UniMLVG: Unified Framework for Multi-view Long Video Generation with Comprehensive Control Capabilities for Autonomous Driving
Rui Chen, Zehuan Wu, Yichen Liu, Yuxin Guo, Jingcheng Ni, Haifeng Xia, Siyu Xia
TL;DR
UniMLVG tackles the challenge of generating long, surround-view driving videos with precise controllability. It extends a DiT-based diffusion backbone with temporal and cross-view modules, plus explicit perspective modeling, and trains with a multi-task, multi-stage strategy across diverse datasets and conditioning modalities (text and 3D scene cues). The approach delivers substantial improvements in realism and temporal coherence (FID/FVD) and supports flexible editing, including weather changes and 3D-conditioned transformations, while handling varying numbers of viewpoints.

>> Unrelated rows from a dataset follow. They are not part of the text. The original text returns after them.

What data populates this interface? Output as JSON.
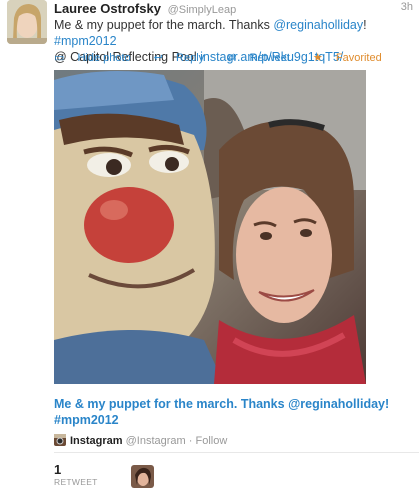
{
  "tweet": {
    "author_name": "Lauree Ostrofsky",
    "author_handle": "@SimplyLeap",
    "time": "3h",
    "text_before": "Me & my puppet for the march. Thanks ",
    "mention": "@reginaholliday",
    "hashtag": "#mpm2012",
    "location": "@ Capitol Reflecting Pool",
    "url": "instagr.am/p/Rku9g1tqT5/"
  },
  "actions": {
    "hide_photo": "Hide photo",
    "reply": "Reply",
    "retweet": "Retweet",
    "favorited": "Favorited"
  },
  "media": {
    "caption": "Me & my puppet for the march. Thanks @reginaholliday! #mpm2012",
    "source_name": "Instagram",
    "source_handle": "@Instagram",
    "follow": "Follow"
  },
  "stats": {
    "retweet_count": "1",
    "retweet_label": "RETWEET"
  },
  "colors": {
    "link": "#2a85c9",
    "favorite": "#e08d2f"
  }
}
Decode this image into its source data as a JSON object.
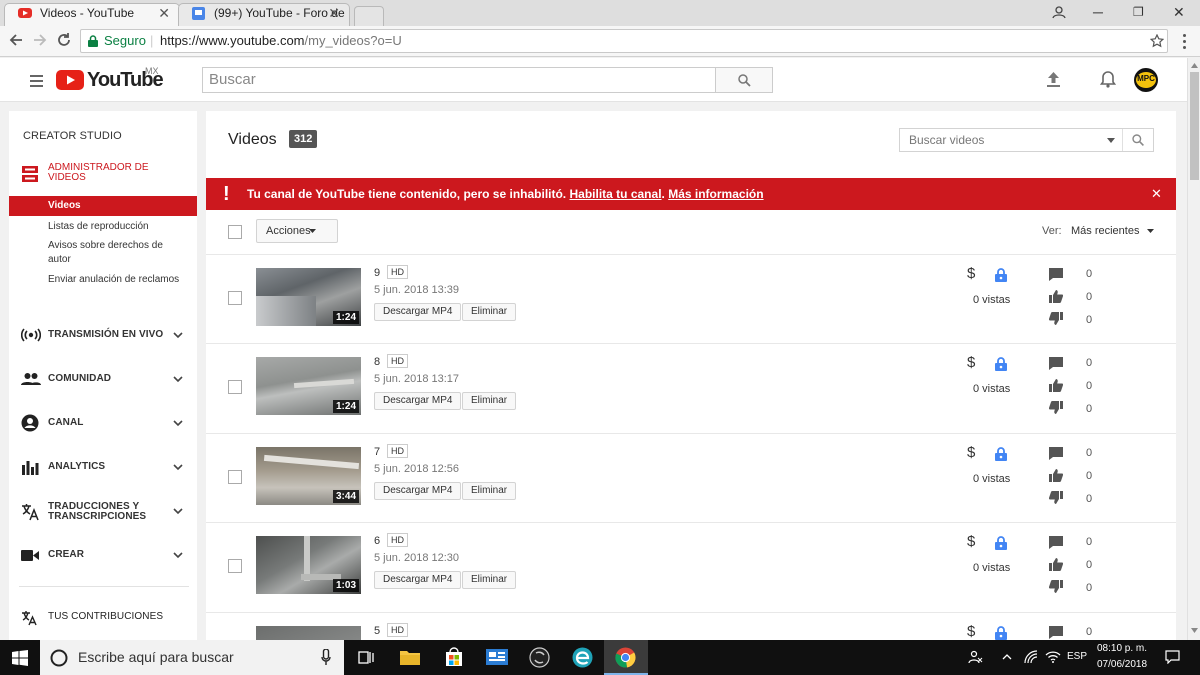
{
  "browser": {
    "tabs": [
      {
        "title": "Videos - YouTube"
      },
      {
        "title": "(99+) YouTube - Foro de"
      }
    ],
    "secure_label": "Seguro",
    "url_host": "https://www.youtube.com",
    "url_path": "/my_videos?o=U"
  },
  "masthead": {
    "logo_text": "YouTube",
    "region": "MX",
    "search_placeholder": "Buscar",
    "avatar_text": "MPC"
  },
  "sidebar": {
    "header": "CREATOR STUDIO",
    "manager_label": "ADMINISTRADOR DE VIDEOS",
    "sub_items": [
      {
        "label": "Videos"
      },
      {
        "label": "Listas de reproducción"
      },
      {
        "label": "Avisos sobre derechos de autor"
      },
      {
        "label": "Enviar anulación de reclamos"
      }
    ],
    "sections": [
      {
        "label": "TRANSMISIÓN EN VIVO"
      },
      {
        "label": "COMUNIDAD"
      },
      {
        "label": "CANAL"
      },
      {
        "label": "ANALYTICS"
      },
      {
        "label": "TRADUCCIONES Y TRANSCRIPCIONES"
      },
      {
        "label": "CREAR"
      }
    ],
    "contrib_label": "TUS CONTRIBUCIONES"
  },
  "main": {
    "title": "Videos",
    "count": "312",
    "search_placeholder": "Buscar videos",
    "banner_text": "Tu canal de YouTube tiene contenido, pero se inhabilitó.",
    "banner_link1": "Habilita tu canal",
    "banner_sep": ".",
    "banner_link2": "Más información",
    "actions_label": "Acciones",
    "view_label": "Ver:",
    "sort_label": "Más recientes",
    "download_label": "Descargar MP4",
    "delete_label": "Eliminar",
    "videos": [
      {
        "title": "9",
        "quality": "HD",
        "date": "5 jun. 2018 13:39",
        "duration": "1:24",
        "views": "0 vistas",
        "comments": "0",
        "likes": "0",
        "dislikes": "0"
      },
      {
        "title": "8",
        "quality": "HD",
        "date": "5 jun. 2018 13:17",
        "duration": "1:24",
        "views": "0 vistas",
        "comments": "0",
        "likes": "0",
        "dislikes": "0"
      },
      {
        "title": "7",
        "quality": "HD",
        "date": "5 jun. 2018 12:56",
        "duration": "3:44",
        "views": "0 vistas",
        "comments": "0",
        "likes": "0",
        "dislikes": "0"
      },
      {
        "title": "6",
        "quality": "HD",
        "date": "5 jun. 2018 12:30",
        "duration": "1:03",
        "views": "0 vistas",
        "comments": "0",
        "likes": "0",
        "dislikes": "0"
      },
      {
        "title": "5",
        "quality": "HD",
        "date": "",
        "duration": "",
        "views": "",
        "comments": "0",
        "likes": "",
        "dislikes": ""
      }
    ]
  },
  "taskbar": {
    "search_placeholder": "Escribe aquí para buscar",
    "lang": "ESP",
    "time": "08:10 p. m.",
    "date": "07/06/2018"
  }
}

This framework enables high-quality, controllable autonomous-driving data synthesis, with practical impact for perception and planning research and development.
Abstract
The creation of diverse and realistic driving scenarios has become essential to enhance perception and planning capabilities of the autonomous driving system. However, generating long-duration, surround-view consistent driving videos remains a significant challenge. To address this, we present UniMLVG, a unified framework designed to generate extended street multi-perspective videos under precise control. By integrating single- and multi-view driving videos into the training data, our approach updates a DiT-based diffusion model equipped with cross-frame and cross-view modules across three stages with multi training objectives, substantially boosting the diversity and quality of generated visual content. Importantly, we propose an innovative explicit viewpoint modeling approach for multi-view video generation to effectively improve motion transition consistency. Capable of handling various input reference formats (e.g., text, images, or video), our UniMLVG generates high-quality multi-view videos according to the corresponding condition constraints such as 3D bounding boxes or frame-level text descriptions. Compared to the best models with similar capabilities, our framework achieves improvements of 48.2% in FID and 35.2% in FVD.